White is the new gold in Asia-Pacific. Milk, cheese and other dairy products are standing upon dining tables they once had no place on, thanks to rising incomes and health awareness of Asian families.
Dairy trade into the ASEAN-6 (Indonesia, Malaysia, Philippines, Thailand,
Vietnam and Singapore) passed 1.6 million tonnes in 2012, as reported by financial services provider Rabobank.
China’s thirst for liquid protein seems insatiable. China Daily USA quoted Alan Levitt, a US Dairy Export Council spokesman, that the US dairy exports to China valued US$700 million — up six-fold on $116 million in 2007.
Macquarie predicts Chinese dairy consumption will rise at 13 per cent a year between 2013 and 2017, with premium growth even higher, reaching 20 per cent.
Ellen Hou, group managing director for McCann Worldgroup Shanghai, calls the premium category the “growth engine” for all dairy products in China.
Hou says that this rise in demand follows high-profile milk scandals in China that eroded trust in domestic producers.

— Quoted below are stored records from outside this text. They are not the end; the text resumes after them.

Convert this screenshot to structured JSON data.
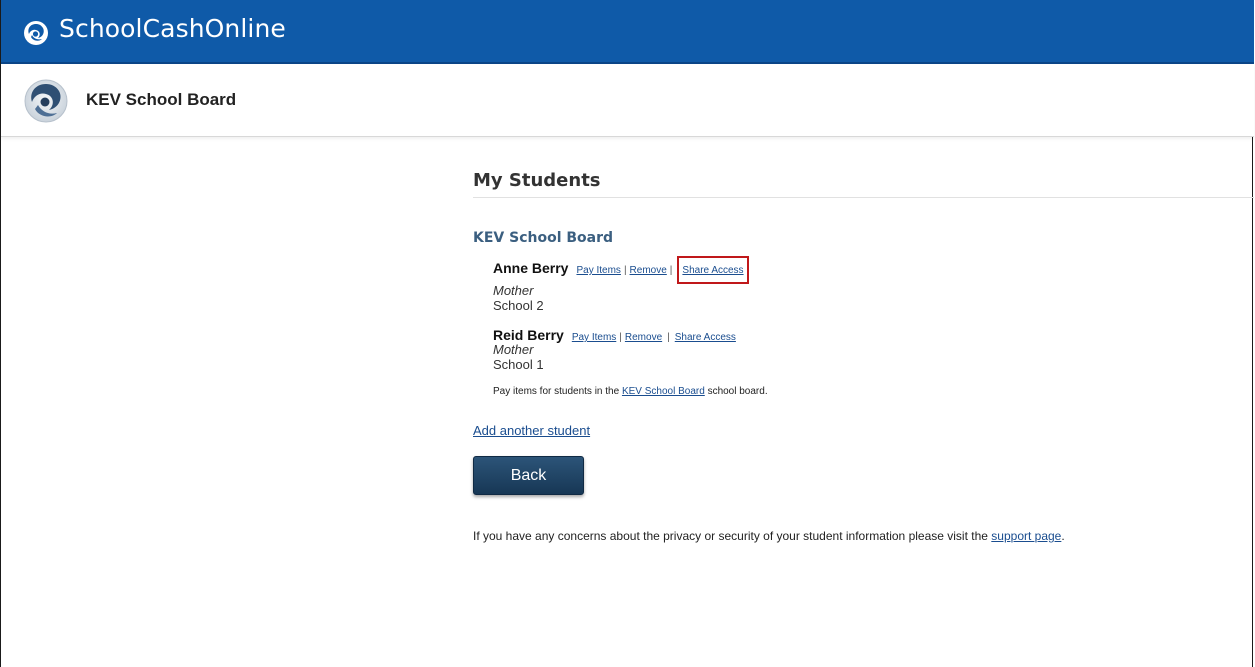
{
  "header": {
    "app_name": "SchoolCashOnline",
    "brand_color": "#0f5aa8",
    "logo_icon": "schoolcash-swirl-icon"
  },
  "board_bar": {
    "name": "KEV School Board",
    "logo_icon": "board-swirl-icon"
  },
  "main": {
    "title": "My Students",
    "section_title": "KEV School Board",
    "students": [
      {
        "name": "Anne Berry",
        "links": {
          "pay": "Pay Items",
          "remove": "Remove",
          "share": "Share Access"
        },
        "relation": "Mother",
        "school": "School 2",
        "share_highlighted": true
      },
      {
        "name": "Reid Berry",
        "links": {
          "pay": "Pay Items",
          "remove": "Remove",
          "share": "Share Access"
        },
        "relation": "Mother",
        "school": "School 1",
        "share_highlighted": false
      }
    ],
    "separator": "|",
    "pay_note": {
      "prefix": "Pay items for students in the",
      "link": "KEV School Board",
      "suffix": "school board."
    },
    "add_student_label": "Add another student",
    "back_label": "Back",
    "privacy": {
      "text": "If you have any concerns about the privacy or security of your student information please visit the",
      "link": "support page",
      "end": "."
    },
    "highlight_color": "#c0181a"
  }
}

As a result, international brands promote themselves by emphasising they are “100-per-cent-imported”. Local brands, on the other hand, stress they source their products from exclusive, high-quality dairy farms.
This concern-driven demand, Hou states, is prompting more brands to hop on the high-end bandwagon. Affluent families can afford to enjoy the quality they promise, but for the less well-off it is a game of priorities. “The majority of families will invest [in high-quality milk for their children]. For the rest of the family, they would choose the lower-priced range,” she says.
This rise in demand for high-grade dairy products, coupled with rising costs, has led a number of Asian companies to begin investing in their own dairy farms.
Vinamilk — Vietnam’s largest dairy company — is one such example. Cow husbandry has always been tricky in Asian countries, due to shortages of high-quality feed and productive land.
“Raw materials for production still need to be imported,” says Phan Minh Tien, Vinamilk executive director of marketing. “Product costs are largely dependent on imported raw material prices.”
To reduce reliance on imports, Phan says his company aims to secure half of its raw materials by expanding its own dairy farms at an industrial scale across the country.
Unfortunately, local providers are ill-equipped to meet the ballooning demand, according to Jan Vistisen, head of marketing and sales of AustAsia Food, the distributor for fresh milk brand Greenfields in Southeast Asia.
Greenfields recently added 1,200 Holstein Friesian cows to its existing 6,000 to meet rising demand, he says, adding the brand plans further expansions with a second farm in Indonesia.
Although some domestic labels, particularly in China, benefit from favourable government policies, imported products have stronger brand awareness and reputation.
However, Kunalan Doraisingham, account director at Priority Consultants, feels there is scope for local and regional farm operators to regain ground by educating consumers on their advantages over imported brands.
“Importers from Europe and the US cannot compete on freshness, time to market and in some cases, even quality,” he says.
EXPERT OPINION Quality concerns change dairy from commodity to a premium product
Ellen Hou, group MD, McCann Worldgroup China
Back in 2006, the government launched a public health campaign: ‘To make Chinese strong, take 500g of milk every day.’ Since then, the dairy market has developed rapidly. Over the past few years, the dairy market has been reshuffling, and only the strong and best survived.
One significant change is that milk used to be a commodity, but increasingly we see premium packaging appearing on the shelves, such as Milk Deluxe (Te Lun Su) and WeiQuan.
Domestic brands are more aggressive in terms of innovation: GuangMing invented the shelf yogurt Momchilovtsi, which claims to contain secret ingredients from a longevity village. MengNiu first launched Milk Deluxe in 2005 to open up the super-premium milk market and enjoyed double-digit growth. WeiQuan also launched high-quality fresh milk in 2010, claiming a traceable production process. All these innovations open up the premium segmentation and drive the major category growth in terms of volume and value.
You may conclude that by going premium with a new product concept will drive growth, but that cannot be a fundamental strategy.
Whoever controls the dairy farms wins the game. Nestlé invested in Northeast China to develop its own dairy farm with a capacity of 11,000 cows in 2015, and MengNiu is targeting to develop 30 dairy farms with 150,000 cows.
Obviously there is no short cut to win the game. I would say the champion must be someone with a real commitment to the essence of this business — to benefit the nation’s wellbeing.